Meili calls for more action from provincial gov’t in fight against COVID-19 variants

“Fix testing now to fight COVID-19 variants” is the message from Saskatchewan NDP Leader Ryan Meili to the provincial government Thursday.

The Official Opposition suggested that the government needs to take serious action to detect and prevent the spread of the new COVID-19 variants that have arrived in the province. Meili has called for the following actions from the government:

  • Use a portion of the province’s $260 million contingency fund to staff up laboratory services and testing and tracing;
  • Proactive rapid testing in schools, long-term care facilities, high-risk communities, and workplaces where social distancing measures are difficult to implement;
  • Strengthened case management and contact tracing; and
  • A clear vaccine sequencing plan and schedule to end the confusion about where people are in the queue and how they will find out when it is their turn to be vaccinated.

Tuesday saw Saskatchewan record its first confirmed cases of the UK COVID-19 variant with two in Regina, and the Saskatoon zone reported a third case of the UK variant on Thursday.

Meili said on Thursday it’s now a race between vaccines and variants in this province.
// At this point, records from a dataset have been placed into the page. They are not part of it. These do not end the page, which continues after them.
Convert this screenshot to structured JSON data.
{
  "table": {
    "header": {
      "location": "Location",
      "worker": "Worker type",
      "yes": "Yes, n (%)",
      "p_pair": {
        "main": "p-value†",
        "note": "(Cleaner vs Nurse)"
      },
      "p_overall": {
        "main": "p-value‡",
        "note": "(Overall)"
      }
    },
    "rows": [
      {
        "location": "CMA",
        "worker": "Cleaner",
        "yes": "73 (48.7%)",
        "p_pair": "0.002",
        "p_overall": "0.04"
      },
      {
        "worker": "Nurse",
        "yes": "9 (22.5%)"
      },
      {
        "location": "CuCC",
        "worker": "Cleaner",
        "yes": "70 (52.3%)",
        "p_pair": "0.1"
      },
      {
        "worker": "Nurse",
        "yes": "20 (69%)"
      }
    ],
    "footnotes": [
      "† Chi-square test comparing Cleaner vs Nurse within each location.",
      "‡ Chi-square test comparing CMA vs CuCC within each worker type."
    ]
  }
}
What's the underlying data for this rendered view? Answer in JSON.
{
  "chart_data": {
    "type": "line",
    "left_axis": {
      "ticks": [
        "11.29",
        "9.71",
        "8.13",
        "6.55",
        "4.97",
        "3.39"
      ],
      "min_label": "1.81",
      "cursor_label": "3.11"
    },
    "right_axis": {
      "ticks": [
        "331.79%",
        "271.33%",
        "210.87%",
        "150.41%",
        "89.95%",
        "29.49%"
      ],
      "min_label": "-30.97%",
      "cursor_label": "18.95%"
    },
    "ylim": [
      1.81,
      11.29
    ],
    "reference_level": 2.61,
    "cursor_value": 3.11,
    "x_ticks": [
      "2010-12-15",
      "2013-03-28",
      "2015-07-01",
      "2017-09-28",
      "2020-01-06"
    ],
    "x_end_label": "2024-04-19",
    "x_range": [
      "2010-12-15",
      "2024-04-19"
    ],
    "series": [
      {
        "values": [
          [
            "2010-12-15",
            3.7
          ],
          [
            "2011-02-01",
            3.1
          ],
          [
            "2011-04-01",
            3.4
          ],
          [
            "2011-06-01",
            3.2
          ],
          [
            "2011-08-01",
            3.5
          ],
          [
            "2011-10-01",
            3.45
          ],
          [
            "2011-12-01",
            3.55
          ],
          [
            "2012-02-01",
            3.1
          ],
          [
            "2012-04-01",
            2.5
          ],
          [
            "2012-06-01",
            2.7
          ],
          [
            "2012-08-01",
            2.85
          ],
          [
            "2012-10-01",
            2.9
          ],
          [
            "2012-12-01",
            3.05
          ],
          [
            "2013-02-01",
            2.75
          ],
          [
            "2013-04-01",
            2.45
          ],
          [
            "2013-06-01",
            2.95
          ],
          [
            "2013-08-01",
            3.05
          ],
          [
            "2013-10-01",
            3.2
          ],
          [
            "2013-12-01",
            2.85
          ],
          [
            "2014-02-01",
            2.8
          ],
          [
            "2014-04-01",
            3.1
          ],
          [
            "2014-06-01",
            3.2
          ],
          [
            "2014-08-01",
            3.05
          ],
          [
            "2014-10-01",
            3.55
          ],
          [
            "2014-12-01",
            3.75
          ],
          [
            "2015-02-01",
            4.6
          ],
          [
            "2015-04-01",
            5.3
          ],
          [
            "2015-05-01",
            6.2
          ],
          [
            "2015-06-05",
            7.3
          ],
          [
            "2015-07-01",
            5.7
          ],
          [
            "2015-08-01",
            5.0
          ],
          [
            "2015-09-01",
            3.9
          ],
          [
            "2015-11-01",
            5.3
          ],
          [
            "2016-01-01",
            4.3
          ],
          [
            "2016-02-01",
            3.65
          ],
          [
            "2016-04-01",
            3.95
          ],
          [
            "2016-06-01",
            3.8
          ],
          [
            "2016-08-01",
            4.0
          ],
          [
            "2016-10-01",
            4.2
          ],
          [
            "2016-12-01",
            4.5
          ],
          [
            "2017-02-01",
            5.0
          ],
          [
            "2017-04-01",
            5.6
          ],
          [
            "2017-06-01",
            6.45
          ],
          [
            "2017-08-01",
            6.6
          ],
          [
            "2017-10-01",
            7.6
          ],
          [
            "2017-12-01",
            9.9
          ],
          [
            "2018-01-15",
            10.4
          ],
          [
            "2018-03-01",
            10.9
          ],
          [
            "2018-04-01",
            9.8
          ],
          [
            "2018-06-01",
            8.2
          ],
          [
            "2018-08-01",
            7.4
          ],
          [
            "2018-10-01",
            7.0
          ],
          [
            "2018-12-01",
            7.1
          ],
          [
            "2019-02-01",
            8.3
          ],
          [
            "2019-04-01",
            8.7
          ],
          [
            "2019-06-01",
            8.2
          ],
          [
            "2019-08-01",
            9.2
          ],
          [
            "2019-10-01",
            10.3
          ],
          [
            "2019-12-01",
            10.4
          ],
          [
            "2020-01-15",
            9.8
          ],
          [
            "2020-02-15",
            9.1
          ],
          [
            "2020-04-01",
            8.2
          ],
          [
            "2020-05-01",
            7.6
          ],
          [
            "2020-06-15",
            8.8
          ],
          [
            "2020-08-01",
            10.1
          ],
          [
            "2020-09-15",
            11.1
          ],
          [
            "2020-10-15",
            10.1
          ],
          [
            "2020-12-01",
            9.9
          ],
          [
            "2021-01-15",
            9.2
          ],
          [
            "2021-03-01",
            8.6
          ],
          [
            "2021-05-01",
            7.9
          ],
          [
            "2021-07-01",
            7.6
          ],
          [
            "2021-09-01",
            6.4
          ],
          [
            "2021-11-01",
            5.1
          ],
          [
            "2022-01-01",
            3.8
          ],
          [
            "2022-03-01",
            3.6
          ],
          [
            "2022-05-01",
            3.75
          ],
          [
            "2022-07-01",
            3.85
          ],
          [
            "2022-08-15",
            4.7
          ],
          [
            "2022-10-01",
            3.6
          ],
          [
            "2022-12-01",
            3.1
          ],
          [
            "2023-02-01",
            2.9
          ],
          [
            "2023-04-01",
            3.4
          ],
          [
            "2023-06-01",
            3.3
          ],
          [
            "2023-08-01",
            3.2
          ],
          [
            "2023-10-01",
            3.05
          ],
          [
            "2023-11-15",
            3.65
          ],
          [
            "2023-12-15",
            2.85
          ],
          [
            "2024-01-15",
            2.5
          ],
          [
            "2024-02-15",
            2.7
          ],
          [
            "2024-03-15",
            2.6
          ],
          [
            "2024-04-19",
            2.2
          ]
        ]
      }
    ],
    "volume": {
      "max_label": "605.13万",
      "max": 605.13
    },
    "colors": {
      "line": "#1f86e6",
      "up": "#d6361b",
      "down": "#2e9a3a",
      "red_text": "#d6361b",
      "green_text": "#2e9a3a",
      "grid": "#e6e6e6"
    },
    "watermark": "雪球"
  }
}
“These variants are starting to spread or more can be created during a time when we allow the virus to do what it’s doing in Saskatchewan right now, which it’s running rampant,” explained the NDP leader. “It’s going to take more lives before vaccines come and there’s a great risk of it getting much worse with the variants arriving.”

Meili continued to say Saskatchewan is ill-equipped to manage escalating risks from COVID-19 variants due to a lack of preparation for the second wave of the pandemic from the Sask. Party government. He mentioned how the province has both the equipment and capacity to do in-province COVID-19 variant sequencing according to members of the Saskatchewan Health Authority, yet test samples are being sent to Winnipeg because there are not enough staff.

The NDP shared in a statement on Thursday that the government has not followed through on reports of short-staffing and supply issues of medical laboratory technologists since 2016 and presided over a declining number of MLTs since 2014.

He said this leaves residents vulnerable to dangerous and more transmissible variants.

“We absolutely cannot relax and assume vaccines are going to get here in time,” stated Meili. “We need to protect people, which means we need to tell the whole story.”